One thing I love doing during the holiday season is going on a Christmas exploration of villages, towns or cities near us to see the colourful festive decorations, the magical Christmas markets and themed activities.  Yesterday, we went to Monaco, the land of the filthy rich and famous which is exhibiting a 19th Century English Village as its theme.  H, an Englishman who had been living outside of his country for the last 31 years , is naturally excited so he didn’t need convincing. 

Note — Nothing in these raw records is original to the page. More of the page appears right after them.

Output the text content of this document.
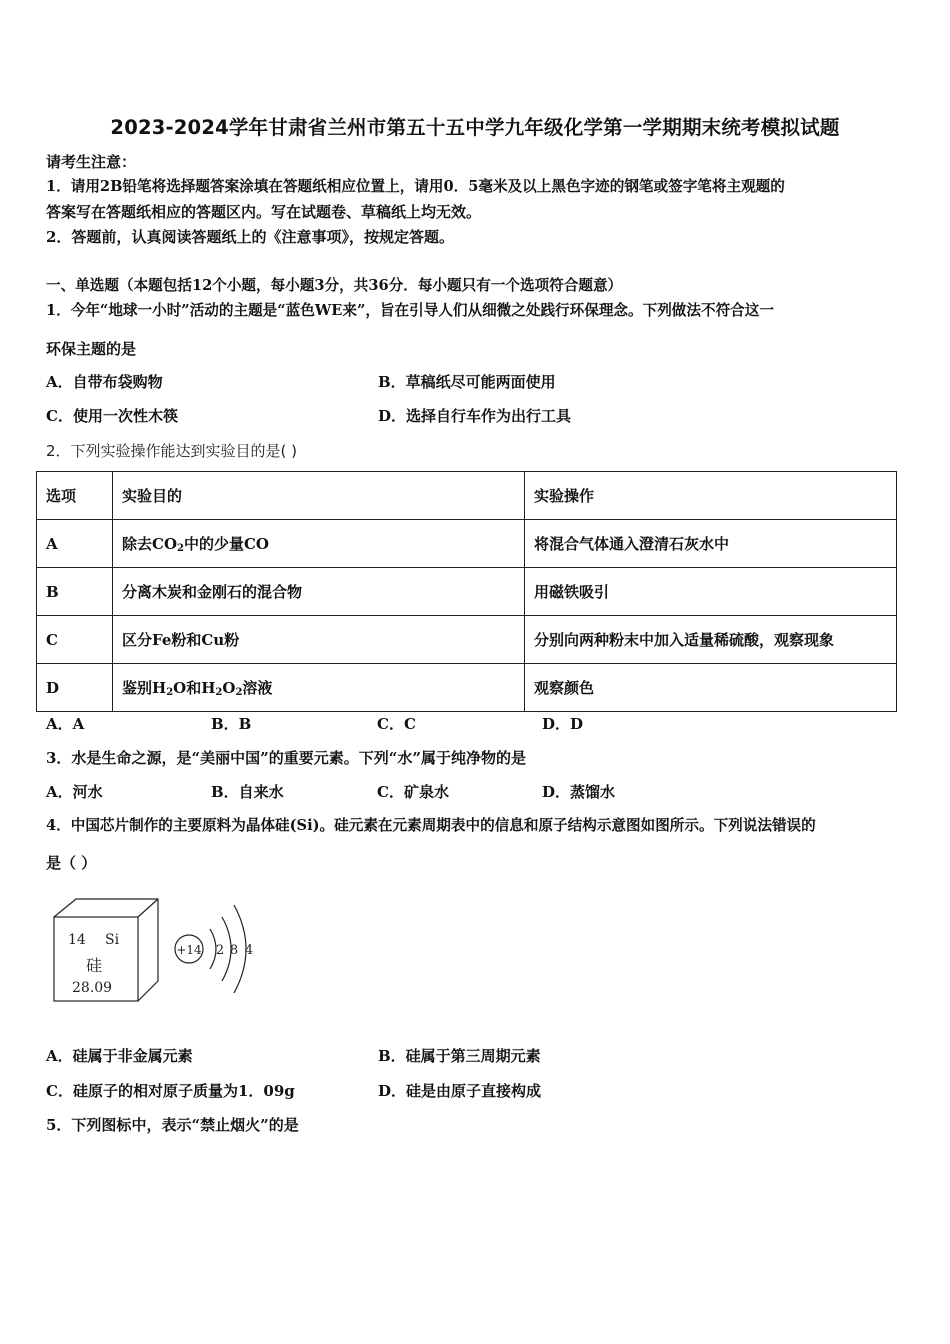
2023-2024学年甘肃省兰州市第五十五中学九年级化学第一学期期末统考模拟试题
请考生注意：
1．请用2B铅笔将选择题答案涂填在答题纸相应位置上，请用0．5毫米及以上黑色字迹的钢笔或签字笔将主观题的
答案写在答题纸相应的答题区内。写在试题卷、草稿纸上均无效。
2．答题前，认真阅读答题纸上的《注意事项》，按规定答题。
一、单选题（本题包括12个小题，每小题3分，共36分．每小题只有一个选项符合题意）
1．今年“地球一小时”活动的主题是“蓝色WE来”，旨在引导人们从细微之处践行环保理念。下列做法不符合这一
环保主题的是
A．自带布袋购物	B．草稿纸尽可能两面使用
C．使用一次性木筷	D．选择自行车作为出行工具
2．下列实验操作能达到实验目的是( )
选项	实验目的	实验操作
A	除去$CO_2$中的少量CO	将混合气体通入澄清石灰水中
B	分离木炭和金刚石的混合物	用磁铁吸引
C	区分Fe粉和Cu粉	分别向两种粉末中加入适量稀硫酸，观察现象
D	鉴别$H_2O$和$H_2O_2$溶液	观察颜色
A．A	B．B	C．C	D．D
3．水是生命之源，是“美丽中国”的重要元素。下列“水”属于纯净物的是
A．河水	B．自来水	C．矿泉水	D．蒸馏水
4．中国芯片制作的主要原料为晶体硅(Si)。硅元素在元素周期表中的信息和原子结构示意图如图所示。下列说法错误的
是（ ）
14 Si
硅
28.09
+14 2 8 4
A．硅属于非金属元素	B．硅属于第三周期元素
C．硅原子的相对原子质量为1．09g	D．硅是由原子直接构成
5．下列图标中，表示“禁止烟火”的是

You might say that a visit to Monaco is bank-breaking, Not at all!  Would you believe if I tell you that we spent only 4-euros going and coming?  Let me share with you how we did it:

First:  From home, we drove the car to Menton, a town just 20-minute bus-drive away to Monaco

Second:  So that we don’t have to spend for any carpark fees in Monaco which costs a fortune per minute, we took the shuttle bus to the Principality where we paid only 1-euro per person one-way.

Third:  Before catching the bus, we had our picnic lunch by the sea in Menton, watching the turquoise-blue Mediterranean while enjoying our ham and cheese sandwich!

Fourth:  Full and satisfied, we didn’t need to spend for anything to nibble nor drink in Monaco.  The fact that we got there and saw really stunning sights and valuable Christmas decorating ideas without spending a single centime is already enjoyment with a capital “E”!

Enjoy browsing!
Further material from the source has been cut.